Greg Arnold is a Chiropractic Physician practicing in Hauppauge, NY.  You can contact Dr. Arnold directly by emailing him at PitchingDoc@msn.com or visiting his web site at www.PitchingDoc.com

References:

  1. Siegel R, Naishadham D, Jemal A. Cancer statistics, 2012. CA Cancer J Clin 2012;62:10–29.
  2. “Colorectal Cancer Fact Sheet” posted on the Foundation for Digestive Health and Nutrition Website
  3. Chan DS, Lau R, Aune D, Vieira R, Greenwood DC, Kampman E, Norat T. Red and processed meat and colorectal cancer incidence: meta-analysis of prospective studies. PLoS ONE 2011;6:e20456.
  4. Bastide NM, Pierre FH, Corpet DE. Heme iron from meat and risk of colorectal cancer: a meta-analysis and a review of the mechanisms involved. Cancer Prev Res (Phila) 2011;4:177–84.
  5. Geissler C, Singh M. Iron, meat and health. Nutrients 2011;3:283–316.

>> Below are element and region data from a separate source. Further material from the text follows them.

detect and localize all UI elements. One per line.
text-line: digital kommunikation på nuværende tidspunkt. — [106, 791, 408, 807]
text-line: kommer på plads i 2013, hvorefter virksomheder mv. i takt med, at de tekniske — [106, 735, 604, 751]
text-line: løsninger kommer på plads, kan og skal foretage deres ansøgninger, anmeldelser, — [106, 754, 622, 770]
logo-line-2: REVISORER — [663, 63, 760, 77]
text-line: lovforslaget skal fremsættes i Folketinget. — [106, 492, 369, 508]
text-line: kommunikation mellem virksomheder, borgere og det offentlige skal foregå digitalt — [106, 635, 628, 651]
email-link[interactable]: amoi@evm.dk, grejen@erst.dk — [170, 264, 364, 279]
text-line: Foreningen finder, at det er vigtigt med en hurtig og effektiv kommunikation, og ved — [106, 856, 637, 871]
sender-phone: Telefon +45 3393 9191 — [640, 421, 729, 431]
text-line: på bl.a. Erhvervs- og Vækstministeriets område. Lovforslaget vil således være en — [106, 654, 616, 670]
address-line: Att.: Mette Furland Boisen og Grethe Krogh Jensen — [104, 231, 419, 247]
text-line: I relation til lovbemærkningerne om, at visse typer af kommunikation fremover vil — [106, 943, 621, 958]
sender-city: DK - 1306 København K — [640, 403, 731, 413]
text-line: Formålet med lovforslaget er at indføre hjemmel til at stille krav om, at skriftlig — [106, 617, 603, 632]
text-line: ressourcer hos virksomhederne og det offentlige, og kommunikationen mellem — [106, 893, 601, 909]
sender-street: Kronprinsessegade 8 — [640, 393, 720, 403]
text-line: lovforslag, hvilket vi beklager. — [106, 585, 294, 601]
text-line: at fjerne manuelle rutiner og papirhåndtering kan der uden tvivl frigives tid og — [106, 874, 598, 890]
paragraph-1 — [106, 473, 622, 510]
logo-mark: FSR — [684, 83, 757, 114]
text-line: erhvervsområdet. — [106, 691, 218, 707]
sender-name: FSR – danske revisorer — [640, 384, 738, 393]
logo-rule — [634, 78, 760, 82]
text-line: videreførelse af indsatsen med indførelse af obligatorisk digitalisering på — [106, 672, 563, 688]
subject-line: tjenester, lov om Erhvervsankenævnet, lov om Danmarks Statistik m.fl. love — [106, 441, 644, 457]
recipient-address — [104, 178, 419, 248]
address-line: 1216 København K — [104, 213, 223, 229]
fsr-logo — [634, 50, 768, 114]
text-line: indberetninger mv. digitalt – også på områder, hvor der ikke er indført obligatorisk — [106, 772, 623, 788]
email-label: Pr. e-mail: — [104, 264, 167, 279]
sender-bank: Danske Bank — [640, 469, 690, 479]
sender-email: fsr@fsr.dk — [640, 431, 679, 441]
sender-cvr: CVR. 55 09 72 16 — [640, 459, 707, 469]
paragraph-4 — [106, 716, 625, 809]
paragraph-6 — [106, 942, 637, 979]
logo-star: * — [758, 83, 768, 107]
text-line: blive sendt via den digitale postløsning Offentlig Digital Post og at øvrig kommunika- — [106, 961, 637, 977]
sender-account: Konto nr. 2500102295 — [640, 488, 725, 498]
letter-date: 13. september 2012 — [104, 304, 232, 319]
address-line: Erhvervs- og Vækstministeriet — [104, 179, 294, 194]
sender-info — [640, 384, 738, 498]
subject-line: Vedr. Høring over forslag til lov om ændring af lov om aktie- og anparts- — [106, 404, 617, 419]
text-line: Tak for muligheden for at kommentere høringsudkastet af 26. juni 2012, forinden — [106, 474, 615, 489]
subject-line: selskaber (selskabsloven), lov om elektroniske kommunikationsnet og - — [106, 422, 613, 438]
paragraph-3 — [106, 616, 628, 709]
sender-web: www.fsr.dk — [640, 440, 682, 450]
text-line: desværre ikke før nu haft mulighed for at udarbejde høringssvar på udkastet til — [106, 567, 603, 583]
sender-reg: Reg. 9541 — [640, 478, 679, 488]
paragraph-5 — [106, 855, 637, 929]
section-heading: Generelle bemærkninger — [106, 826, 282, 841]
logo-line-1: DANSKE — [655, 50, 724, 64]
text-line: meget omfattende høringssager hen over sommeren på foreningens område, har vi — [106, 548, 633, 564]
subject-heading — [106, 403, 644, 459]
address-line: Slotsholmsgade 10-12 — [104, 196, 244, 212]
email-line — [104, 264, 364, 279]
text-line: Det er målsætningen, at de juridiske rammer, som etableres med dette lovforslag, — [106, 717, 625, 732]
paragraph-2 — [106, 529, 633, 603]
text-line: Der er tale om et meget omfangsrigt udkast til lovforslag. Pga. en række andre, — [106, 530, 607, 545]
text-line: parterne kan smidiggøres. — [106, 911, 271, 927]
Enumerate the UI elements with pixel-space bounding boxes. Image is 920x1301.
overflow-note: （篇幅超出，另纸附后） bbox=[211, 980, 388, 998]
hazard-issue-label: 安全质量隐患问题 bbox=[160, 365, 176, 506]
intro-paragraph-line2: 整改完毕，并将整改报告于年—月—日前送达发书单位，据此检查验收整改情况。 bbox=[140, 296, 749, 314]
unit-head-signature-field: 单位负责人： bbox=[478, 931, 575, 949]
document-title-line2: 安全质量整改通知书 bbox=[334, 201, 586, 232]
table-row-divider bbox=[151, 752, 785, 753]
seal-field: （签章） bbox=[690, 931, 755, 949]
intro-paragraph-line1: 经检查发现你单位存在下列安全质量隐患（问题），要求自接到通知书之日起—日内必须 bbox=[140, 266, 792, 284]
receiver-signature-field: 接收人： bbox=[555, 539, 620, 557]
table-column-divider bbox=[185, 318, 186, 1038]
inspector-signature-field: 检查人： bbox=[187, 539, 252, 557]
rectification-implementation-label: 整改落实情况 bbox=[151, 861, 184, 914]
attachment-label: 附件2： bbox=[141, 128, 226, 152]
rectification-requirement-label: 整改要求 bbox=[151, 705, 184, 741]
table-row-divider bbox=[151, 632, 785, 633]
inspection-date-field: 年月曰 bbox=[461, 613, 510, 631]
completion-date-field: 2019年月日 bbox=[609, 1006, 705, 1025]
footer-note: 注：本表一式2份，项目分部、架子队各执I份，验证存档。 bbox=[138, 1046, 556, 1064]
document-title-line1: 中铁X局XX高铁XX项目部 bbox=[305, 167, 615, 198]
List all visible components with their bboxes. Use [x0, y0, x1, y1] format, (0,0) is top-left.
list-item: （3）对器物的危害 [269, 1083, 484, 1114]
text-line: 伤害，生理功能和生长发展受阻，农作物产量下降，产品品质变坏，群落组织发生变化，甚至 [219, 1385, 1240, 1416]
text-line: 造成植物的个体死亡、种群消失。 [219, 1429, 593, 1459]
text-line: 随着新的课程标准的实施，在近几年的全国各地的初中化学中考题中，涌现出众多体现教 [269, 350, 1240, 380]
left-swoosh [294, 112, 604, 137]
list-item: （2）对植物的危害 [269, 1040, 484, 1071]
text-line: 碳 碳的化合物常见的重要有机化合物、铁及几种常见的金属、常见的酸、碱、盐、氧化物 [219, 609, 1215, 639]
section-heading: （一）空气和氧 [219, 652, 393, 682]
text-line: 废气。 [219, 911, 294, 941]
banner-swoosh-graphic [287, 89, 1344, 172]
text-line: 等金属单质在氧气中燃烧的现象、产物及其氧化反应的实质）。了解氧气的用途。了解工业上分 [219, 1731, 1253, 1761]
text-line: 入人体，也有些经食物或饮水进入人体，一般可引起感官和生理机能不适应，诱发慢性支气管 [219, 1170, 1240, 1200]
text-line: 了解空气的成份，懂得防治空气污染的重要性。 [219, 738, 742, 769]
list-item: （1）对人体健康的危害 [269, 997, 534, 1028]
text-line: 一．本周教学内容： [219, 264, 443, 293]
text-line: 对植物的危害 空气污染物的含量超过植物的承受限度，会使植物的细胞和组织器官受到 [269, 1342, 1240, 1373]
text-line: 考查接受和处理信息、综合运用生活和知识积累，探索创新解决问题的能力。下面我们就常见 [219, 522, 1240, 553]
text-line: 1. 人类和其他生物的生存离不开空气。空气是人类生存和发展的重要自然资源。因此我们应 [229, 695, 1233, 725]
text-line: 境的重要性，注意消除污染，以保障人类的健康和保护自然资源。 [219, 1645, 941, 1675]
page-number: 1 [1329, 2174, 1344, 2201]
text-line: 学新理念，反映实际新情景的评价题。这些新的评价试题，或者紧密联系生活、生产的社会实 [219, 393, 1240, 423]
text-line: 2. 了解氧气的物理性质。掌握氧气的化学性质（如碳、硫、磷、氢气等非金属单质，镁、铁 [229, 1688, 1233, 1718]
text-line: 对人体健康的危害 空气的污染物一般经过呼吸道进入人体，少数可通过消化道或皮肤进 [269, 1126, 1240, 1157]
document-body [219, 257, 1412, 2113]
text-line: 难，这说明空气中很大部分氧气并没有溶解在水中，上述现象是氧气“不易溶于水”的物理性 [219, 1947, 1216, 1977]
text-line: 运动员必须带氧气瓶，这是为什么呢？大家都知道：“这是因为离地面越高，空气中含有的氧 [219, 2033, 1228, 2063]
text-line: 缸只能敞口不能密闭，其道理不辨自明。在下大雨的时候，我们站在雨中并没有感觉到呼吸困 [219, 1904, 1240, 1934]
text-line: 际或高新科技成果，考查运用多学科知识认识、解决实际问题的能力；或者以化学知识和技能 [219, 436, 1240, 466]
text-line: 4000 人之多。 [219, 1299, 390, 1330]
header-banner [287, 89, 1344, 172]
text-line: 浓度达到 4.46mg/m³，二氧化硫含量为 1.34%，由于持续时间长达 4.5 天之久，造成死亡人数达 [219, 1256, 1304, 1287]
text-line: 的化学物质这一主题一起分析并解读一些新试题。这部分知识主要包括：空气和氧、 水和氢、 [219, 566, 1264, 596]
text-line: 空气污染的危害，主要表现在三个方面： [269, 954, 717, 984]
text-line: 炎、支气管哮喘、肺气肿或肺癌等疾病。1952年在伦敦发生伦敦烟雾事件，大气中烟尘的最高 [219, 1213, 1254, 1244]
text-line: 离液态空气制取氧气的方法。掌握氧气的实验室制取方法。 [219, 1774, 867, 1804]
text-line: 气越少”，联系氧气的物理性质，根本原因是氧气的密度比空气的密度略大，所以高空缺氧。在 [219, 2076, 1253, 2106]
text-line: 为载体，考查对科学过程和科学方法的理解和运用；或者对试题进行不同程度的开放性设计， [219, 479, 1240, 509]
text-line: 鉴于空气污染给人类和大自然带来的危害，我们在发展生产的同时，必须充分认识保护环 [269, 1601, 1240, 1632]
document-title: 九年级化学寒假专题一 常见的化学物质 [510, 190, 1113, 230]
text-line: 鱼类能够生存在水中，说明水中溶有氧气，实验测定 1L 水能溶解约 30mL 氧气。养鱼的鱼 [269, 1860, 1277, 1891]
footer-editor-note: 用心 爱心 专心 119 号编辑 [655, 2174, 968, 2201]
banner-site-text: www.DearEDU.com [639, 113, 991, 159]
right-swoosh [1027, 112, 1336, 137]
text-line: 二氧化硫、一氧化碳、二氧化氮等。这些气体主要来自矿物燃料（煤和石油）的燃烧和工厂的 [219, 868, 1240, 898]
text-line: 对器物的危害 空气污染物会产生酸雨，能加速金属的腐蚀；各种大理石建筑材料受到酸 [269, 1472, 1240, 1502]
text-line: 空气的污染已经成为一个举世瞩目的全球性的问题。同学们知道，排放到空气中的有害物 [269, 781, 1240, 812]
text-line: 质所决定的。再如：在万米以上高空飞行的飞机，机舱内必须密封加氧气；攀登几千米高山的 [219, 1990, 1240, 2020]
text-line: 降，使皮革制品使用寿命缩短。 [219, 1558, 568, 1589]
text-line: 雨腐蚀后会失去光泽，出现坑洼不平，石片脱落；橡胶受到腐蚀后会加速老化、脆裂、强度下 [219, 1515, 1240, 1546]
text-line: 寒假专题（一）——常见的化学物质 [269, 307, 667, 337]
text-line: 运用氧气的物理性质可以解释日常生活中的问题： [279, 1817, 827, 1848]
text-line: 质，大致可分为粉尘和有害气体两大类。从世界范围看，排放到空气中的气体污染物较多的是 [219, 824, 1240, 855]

  6. Pierre FHF.  Calcium and a-tocopherol suppress cured-meat promotion of chemically induced colon carcinogenesis in rats and reduce associated biomarkers in human volunteers.  Am J Clin Nutr 2013;98:1255–62
  7. Santarelli RL, Vendeuvre JL, Naud N, Tache´ S, Gue´raud F, Viau M, Genot C, Corpet DE, Pierre FH. Meat processing and colon carcinogenesis: cooked, nitrite-treated, and oxidized high-heme cured meat promotes mucin-depleted foci in rats. Cancer Prev Res (Phila) 2010;3: 852–64.